In Matthew 22, Jesus explains that our goal should always be to “love the Lord your God with all your heart and with all your soul and with all your mind.” Sometimes there are seasons in our life when that command comes easily, and others when it feels impossible! But most common is for us to love God with only a portion of our heart, soul and mind – and only some of the time.
The two men we will study today were guilty of only wanting a Jesus they could exploit. They wanted their version of Jesus, or they wanted Him gone.
In the series JESUS: HIS LIFE, two episodes are focused on the lenses through which Judas and Caiaphas viewed Him. The former knew Him intimately as one of His disciples, yet ultimately betrayed Him. The latter, as a religious leader and politician, feared Him as a revolutionary. Both were motivated by loving something with their whole heart other than God.

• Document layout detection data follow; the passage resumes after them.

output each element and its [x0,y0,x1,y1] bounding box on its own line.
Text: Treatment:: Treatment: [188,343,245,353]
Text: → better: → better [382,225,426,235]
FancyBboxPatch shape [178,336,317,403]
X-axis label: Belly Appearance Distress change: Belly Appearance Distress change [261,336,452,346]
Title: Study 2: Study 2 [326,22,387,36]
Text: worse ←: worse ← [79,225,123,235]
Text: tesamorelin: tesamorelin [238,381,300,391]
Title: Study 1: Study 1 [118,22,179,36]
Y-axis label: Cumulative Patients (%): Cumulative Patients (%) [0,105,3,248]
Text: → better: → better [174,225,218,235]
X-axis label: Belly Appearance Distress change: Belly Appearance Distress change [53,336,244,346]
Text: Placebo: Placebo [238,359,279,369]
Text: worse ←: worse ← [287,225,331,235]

Historians and theologians contend that Judas was motivated by love of money and a misunderstanding of Jesus. His greed was evidenced first in John 12:1-8, when he is outraged at what he sees as waste when a woman pours perfume on Jesus' feet, estimating that it could have been sold for a year's wages. Certainly, money also played a key role in Judas’ ultimate betrayal. He helped the chief priests arrest Jesus in exchange for 30 pieces of silver. But Scripture suggests other motives besides money – Judas always referred to Christ as “Rabbi” but never “Lord,” indicating the disciple acknowledged Him as a teacher, but not the Savior.
Caiaphas, on the other hand, misunderstood Jesus from outside the circle rather than within like Judas. As high priest, the Sadducee was threatened by Jesus’ proclamation that He was the Messiah, that everywhere Jesus went He was followed by thousands of people and that, at this time period in Jerusalem, talk of insurrection was everywhere. The Jewish leader knew a Roman occupation mixed with Jesus was a powder keg waiting to explode.

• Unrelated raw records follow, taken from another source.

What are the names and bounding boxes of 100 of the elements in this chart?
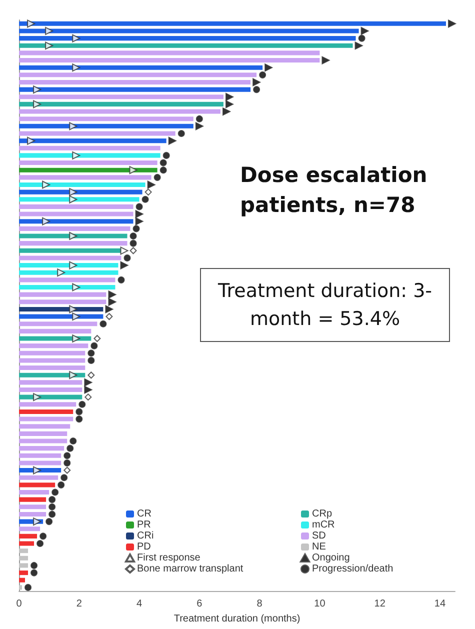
bar	[19, 197, 140, 202]
bar	[19, 541, 34, 546]
point	[42, 217, 50, 226]
bar	[19, 314, 104, 319]
point	[69, 195, 78, 204]
point	[84, 386, 92, 394]
point	[72, 64, 80, 72]
point	[72, 151, 80, 160]
bar	[19, 431, 68, 436]
point	[100, 320, 107, 328]
bar	[19, 475, 58, 480]
point	[69, 232, 78, 240]
point	[136, 203, 143, 210]
legend-label: First response	[137, 552, 201, 564]
bar	[19, 563, 28, 568]
point	[45, 26, 54, 35]
annotation: Dose escalation patients, n=78	[240, 162, 428, 219]
point	[360, 26, 369, 35]
bar	[19, 256, 122, 260]
point	[64, 452, 71, 460]
point	[195, 122, 204, 130]
point	[58, 481, 65, 488]
bar	[19, 453, 62, 458]
point	[225, 92, 234, 101]
point	[322, 56, 330, 64]
point	[52, 488, 59, 496]
bar	[19, 204, 134, 209]
bar	[19, 116, 194, 122]
x-tick-label: 14	[434, 598, 446, 610]
point	[69, 122, 78, 130]
point	[162, 152, 170, 159]
point	[253, 86, 260, 94]
bar	[19, 534, 38, 538]
bar	[19, 300, 106, 304]
bar	[19, 460, 62, 466]
point	[160, 159, 167, 166]
point	[108, 290, 116, 299]
bar	[19, 190, 142, 194]
point	[72, 34, 80, 42]
bar	[19, 424, 70, 429]
bar	[19, 380, 82, 385]
bar	[19, 284, 116, 290]
point	[108, 298, 116, 306]
point	[72, 283, 80, 292]
point	[84, 394, 92, 401]
point	[72, 334, 80, 342]
bar	[19, 270, 118, 275]
legend-label: mCR	[312, 520, 335, 530]
bar	[19, 146, 160, 150]
bar	[19, 556, 28, 560]
point	[354, 42, 363, 50]
point	[46, 518, 53, 526]
bar	[19, 234, 128, 238]
point	[222, 108, 230, 116]
point	[33, 393, 42, 402]
point	[154, 174, 161, 181]
bar	[19, 168, 158, 172]
bar	[19, 482, 56, 488]
point	[24, 584, 32, 591]
bar	[19, 160, 158, 166]
bar	[19, 175, 152, 180]
x-tick-label: 10	[314, 598, 326, 610]
bar	[19, 87, 251, 92]
bar	[19, 328, 92, 334]
bar	[19, 226, 130, 231]
legend-label: Progression/death	[312, 564, 394, 574]
bar	[19, 570, 28, 576]
point	[90, 342, 98, 350]
bar	[19, 358, 86, 363]
point	[42, 180, 50, 189]
bar	[19, 43, 353, 48]
bar	[19, 219, 134, 224]
bar	[19, 94, 224, 100]
point	[30, 562, 38, 569]
bar	[19, 36, 356, 41]
bar	[19, 102, 224, 106]
point	[76, 416, 83, 423]
bar	[19, 585, 22, 590]
bar	[19, 21, 446, 26]
bar	[19, 526, 40, 532]
point	[48, 510, 56, 518]
bar	[19, 241, 128, 246]
bar	[19, 72, 257, 78]
point	[135, 217, 144, 226]
point	[69, 371, 78, 380]
point	[105, 305, 114, 314]
point	[252, 78, 261, 86]
point	[27, 136, 36, 145]
bar	[19, 278, 116, 282]
bar	[19, 438, 68, 444]
point	[168, 136, 176, 145]
bar	[19, 58, 320, 63]
legend-label: CRi	[137, 530, 154, 542]
bar	[19, 490, 50, 495]
bar	[19, 497, 46, 502]
point	[144, 188, 152, 196]
point	[448, 20, 456, 28]
point	[76, 408, 83, 416]
point	[135, 210, 144, 218]
bar	[19, 387, 82, 392]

It is tempting to judge Judas and Caiaphas harshly, and they have rightfully earned their reputations. But we’d be wise to remember that the same sins that led them to betray and to condemn Jesus were rooted in feeling jealous and threatened, feelings that are common to us all today. We are all capable of making Jesus into who we want Him to be rather than who He is. When we put our hope in our money, or define our worth in our power and success, we bring ourselves closer to compromises that deny Jesus His rightful place as the one who makes our life secure.
Lord Jesus, help me to see that You are all I need to live a life of satisfaction and joy. Help me see You for who You really are. When I am tempted to turn to anything else that is a pale imitation of You and Your majesty, lead me back to You and Your ways only, always and forever.